Valuation and Earnings
This table compares Carbon Streaming and Runway Growth Finance’s top-line revenue, earnings per share (EPS) and valuation.
|Gross Revenue||Price/Sales Ratio||Net Income||Earnings Per Share||Price/Earnings Ratio|
|Carbon Streaming||$150,000.00||516.47||-$12.90 million||$0.20||8.25|
|Runway Growth Finance||$71.36 million||7.09||$45.62 million||$0.83||15.05|
This is a breakdown of recent recommendations for Carbon Streaming and Runway Growth Finance, as provided by MarketBeat.
|Sell Ratings||Hold Ratings||Buy Ratings||Strong Buy Ratings||Rating Score|
|Runway Growth Finance||0||0||3||0||3.00|
Carbon Streaming currently has a consensus target price of $5.19, suggesting a potential upside of 214.39%. Runway Growth Finance has a consensus target price of $14.38, suggesting a potential upside of 15.09%. Given Carbon Streaming’s stronger consensus rating and higher possible upside, equities analysts clearly believe Carbon Streaming is more favorable than Runway Growth Finance.
This table compares Carbon Streaming and Runway Growth Finance’s net margins, return on equity and return on assets.
|Net Margins||Return on Equity||Return on Assets|
|Runway Growth Finance||37.01%||8.89%||6.46%|
Insider and Institutional Ownership
61.5% of Runway Growth Finance shares are held by institutional investors. 2.4% of Carbon Streaming shares are held by insiders.

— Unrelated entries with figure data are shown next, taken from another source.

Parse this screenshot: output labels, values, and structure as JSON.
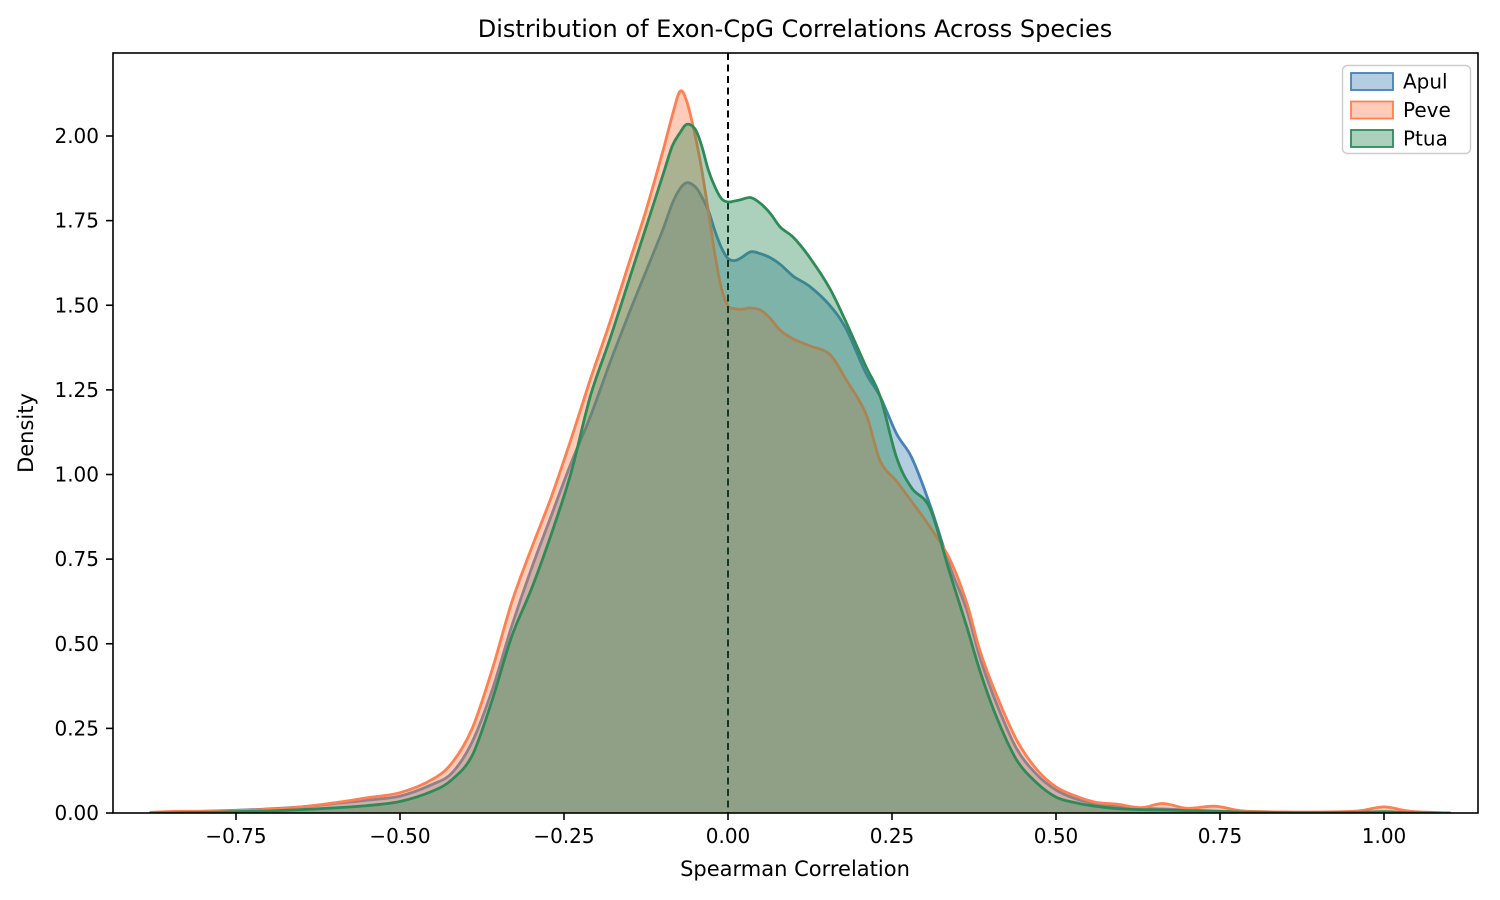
{
  "chart_data": {
    "type": "area",
    "subtype": "kde-density",
    "title": "Distribution of Exon-CpG Correlations Across Species",
    "xlabel": "Spearman Correlation",
    "ylabel": "Density",
    "xlim": [
      -0.9375,
      1.143
    ],
    "ylim": [
      0,
      2.245
    ],
    "grid": false,
    "legend_position": "upper right",
    "background": "#ffffff",
    "axis_color": "#000000",
    "vline": {
      "x": 0.0,
      "style": "dashed",
      "color": "#000000"
    },
    "xtick_values": [
      -0.75,
      -0.5,
      -0.25,
      0.0,
      0.25,
      0.5,
      0.75,
      1.0
    ],
    "xtick_labels": [
      "−0.75",
      "−0.50",
      "−0.25",
      "0.00",
      "0.25",
      "0.50",
      "0.75",
      "1.00"
    ],
    "ytick_values": [
      0.0,
      0.25,
      0.5,
      0.75,
      1.0,
      1.25,
      1.5,
      1.75,
      2.0
    ],
    "ytick_labels": [
      "0.00",
      "0.25",
      "0.50",
      "0.75",
      "1.00",
      "1.25",
      "1.50",
      "1.75",
      "2.00"
    ],
    "x": [
      -0.88,
      -0.84,
      -0.8,
      -0.75,
      -0.7,
      -0.65,
      -0.6,
      -0.55,
      -0.5,
      -0.45,
      -0.42,
      -0.39,
      -0.36,
      -0.33,
      -0.3,
      -0.27,
      -0.24,
      -0.21,
      -0.18,
      -0.15,
      -0.125,
      -0.1,
      -0.085,
      -0.073,
      -0.0625,
      -0.05,
      -0.04,
      -0.03,
      -0.02,
      -0.01,
      0.0,
      0.01,
      0.02,
      0.035,
      0.05,
      0.065,
      0.08,
      0.1,
      0.125,
      0.155,
      0.18,
      0.21,
      0.232,
      0.257,
      0.28,
      0.308,
      0.338,
      0.364,
      0.384,
      0.41,
      0.44,
      0.47,
      0.5,
      0.53,
      0.56,
      0.593,
      0.63,
      0.663,
      0.7,
      0.742,
      0.78,
      0.82,
      0.86,
      0.9,
      0.96,
      1.0,
      1.04,
      1.1
    ],
    "series": [
      {
        "name": "Apul",
        "color": "#4682B4",
        "fill_alpha": 0.4,
        "peak": {
          "x": -0.06,
          "density": 1.86
        },
        "values": [
          0.001,
          0.003,
          0.005,
          0.008,
          0.012,
          0.018,
          0.028,
          0.038,
          0.05,
          0.085,
          0.12,
          0.21,
          0.36,
          0.55,
          0.72,
          0.875,
          1.03,
          1.17,
          1.33,
          1.48,
          1.6,
          1.72,
          1.8,
          1.845,
          1.862,
          1.85,
          1.82,
          1.78,
          1.72,
          1.67,
          1.638,
          1.632,
          1.64,
          1.658,
          1.652,
          1.64,
          1.62,
          1.585,
          1.555,
          1.5,
          1.43,
          1.3,
          1.23,
          1.12,
          1.05,
          0.91,
          0.73,
          0.6,
          0.46,
          0.32,
          0.19,
          0.115,
          0.068,
          0.042,
          0.028,
          0.02,
          0.014,
          0.012,
          0.009,
          0.006,
          0.004,
          0.002,
          0.001,
          0.001,
          0.0,
          0.0,
          0.0,
          0.0
        ]
      },
      {
        "name": "Peve",
        "color": "#FF7F50",
        "fill_alpha": 0.4,
        "peak": {
          "x": -0.07,
          "density": 2.13
        },
        "values": [
          0.002,
          0.005,
          0.005,
          0.007,
          0.011,
          0.018,
          0.03,
          0.045,
          0.06,
          0.1,
          0.15,
          0.25,
          0.42,
          0.62,
          0.78,
          0.93,
          1.1,
          1.28,
          1.45,
          1.63,
          1.78,
          1.95,
          2.06,
          2.132,
          2.1,
          2.0,
          1.9,
          1.78,
          1.65,
          1.55,
          1.498,
          1.49,
          1.488,
          1.492,
          1.485,
          1.46,
          1.425,
          1.4,
          1.38,
          1.355,
          1.28,
          1.18,
          1.04,
          0.98,
          0.92,
          0.845,
          0.75,
          0.62,
          0.48,
          0.345,
          0.216,
          0.13,
          0.077,
          0.05,
          0.032,
          0.026,
          0.016,
          0.028,
          0.014,
          0.02,
          0.007,
          0.004,
          0.003,
          0.003,
          0.006,
          0.018,
          0.005,
          0.0
        ]
      },
      {
        "name": "Ptua",
        "color": "#2E8B57",
        "fill_alpha": 0.4,
        "peak": {
          "x": -0.06,
          "density": 2.04
        },
        "values": [
          0.0,
          0.001,
          0.002,
          0.004,
          0.006,
          0.01,
          0.015,
          0.022,
          0.034,
          0.065,
          0.1,
          0.17,
          0.33,
          0.52,
          0.66,
          0.82,
          1.0,
          1.23,
          1.4,
          1.58,
          1.73,
          1.88,
          1.97,
          2.01,
          2.035,
          2.02,
          1.97,
          1.9,
          1.85,
          1.815,
          1.805,
          1.808,
          1.812,
          1.818,
          1.8,
          1.77,
          1.73,
          1.7,
          1.64,
          1.55,
          1.45,
          1.32,
          1.23,
          1.05,
          0.96,
          0.9,
          0.71,
          0.55,
          0.42,
          0.28,
          0.157,
          0.09,
          0.047,
          0.03,
          0.02,
          0.013,
          0.01,
          0.009,
          0.007,
          0.005,
          0.003,
          0.002,
          0.001,
          0.001,
          0.002,
          0.004,
          0.001,
          0.0
        ]
      }
    ]
  },
  "legend": {
    "items": [
      {
        "label": "Apul",
        "color": "#4682B4"
      },
      {
        "label": "Peve",
        "color": "#FF7F50"
      },
      {
        "label": "Ptua",
        "color": "#2E8B57"
      }
    ]
  }
}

Comparatively, 0.6% of Runway Growth Finance shares are held by insiders. Strong institutional ownership is an indication that large money managers, endowments and hedge funds believe a company is poised for long-term growth.
Runway Growth Finance beats Carbon Streaming on 9 of the 14 factors compared between the two stocks.
About Carbon Streaming
Carbon Streaming Corp. offers investors exposure to carbon credits. It is used by both governments and corporations to achieve their climate goals. The company was founded on September 13, 2004 and is headquartered in Vancouver, Canada.
About Runway Growth Finance
Runway Growth Finance Corp. is a business development company specializing investments in senior-secured loans to late stage and growth companies. It prefers to make investments in companies engaged in the technology, life sciences, healthcare and information services, business services and select consumer services and products sectors. It prefers to investments in companies engaged in electronic equipment and instruments, systems software, hardware, storage and peripherals and specialized consumer services, application software, healthcare technology, internet software and services, data processing and outsourced services, internet retail, human resources and employment services, biotechnology, healthcare equipment and education services. It invests in senior secured loans between $10 million and $75 million.